Faced with the pink tide that greeted the candidates of the opposition coalition in the Zócalo on Sunday, Taboada promised “to do everything, to fight so that on June 2 [la Ciudad de México] be the place that gives the most votes” to Gálvez to become, she said, president. On the other hand, the Morenistas hope that it will be their presidential candidate, Sheinbaum, who will attract votes for Clara Brugada. Although Sheinbaum continues to reinforce the northern states with his presence, this Monday he stopped his caravan east of the capital, in the Magdalena Contreras mayor’s office, now in the hands of the PRI, and there he repeated to his followers the need for the vote to be of the same color. , all for Morena. She warned of the crossed vote that, according to her, “is promoting the opposition.” It means that voters are urged to opt for the candidate of one party for the presidency or for the capital leadership and for a different party for the mayor, a danger that Morena has been trying to avert for some time.
Gálvez has also chosen the city this Tuesday, with a rally at the Álvaro Obregón mayor’s office, which combines wealthy areas with some of the poorest in the city, such as Las Golondrinas, where caciquil ways reduce the freedom to vote depending on who owns the each neighborhood. Like her opponents, the candidate, wearing a cap, held a rally with Taboada and Lía Limón. “We are going to win to help those who have less,” she told them. “Vote PAN, vote PRI, vote PRD.” A color for the taste of each neighborhood.
With some notable defections, the third party focuses its efforts in the capital under the guidance of Salomón Chertorivski. The Citizen Movement was urged last week to decline its forces in favor of the opposition coalition, but they received a resounding refusal from Jorge Álvarez Máynez, who appeared in the last presidential debate and addressed it with solvency. However, Esther Mejía Bolaños, orange candidate for mayor Álvaro Obregón, the same one that Gálvez has visited and which has around 760,000 inhabitants, decided to take that step and decline, but she did so in favor of Morena.
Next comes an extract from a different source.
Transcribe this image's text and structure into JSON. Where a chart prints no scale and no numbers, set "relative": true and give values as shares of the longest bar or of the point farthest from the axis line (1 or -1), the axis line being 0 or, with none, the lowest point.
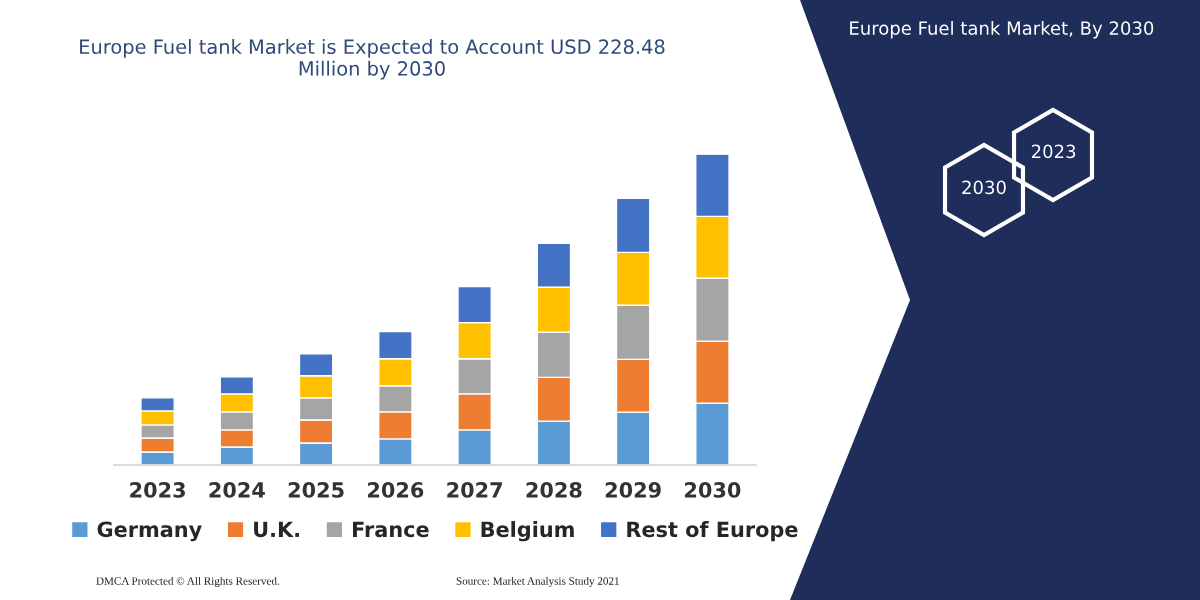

And live, during the broadcast of her mayoral election debate. Citizen Movement trusts that its meager expectations in the capital will experience a rise with the hidden vote. But just like the surprise that Mejía Bolaños gave, it is possible that the hidden vote will go somewhere else.
With a heat wave to which the capital’s residents are not accustomed, candidates at all levels are saying goodbye to the campaign in Mexico City, an uncertain territory that prompts them to throw their all into the bargain. In the capital, simple slogans do not work, since extreme poverty coexists with a large middle class and the message must be refined to convince everyone. Not everything is said in the heart of Mexico and the result on June 2 will be one of the most interesting in the entire Republic.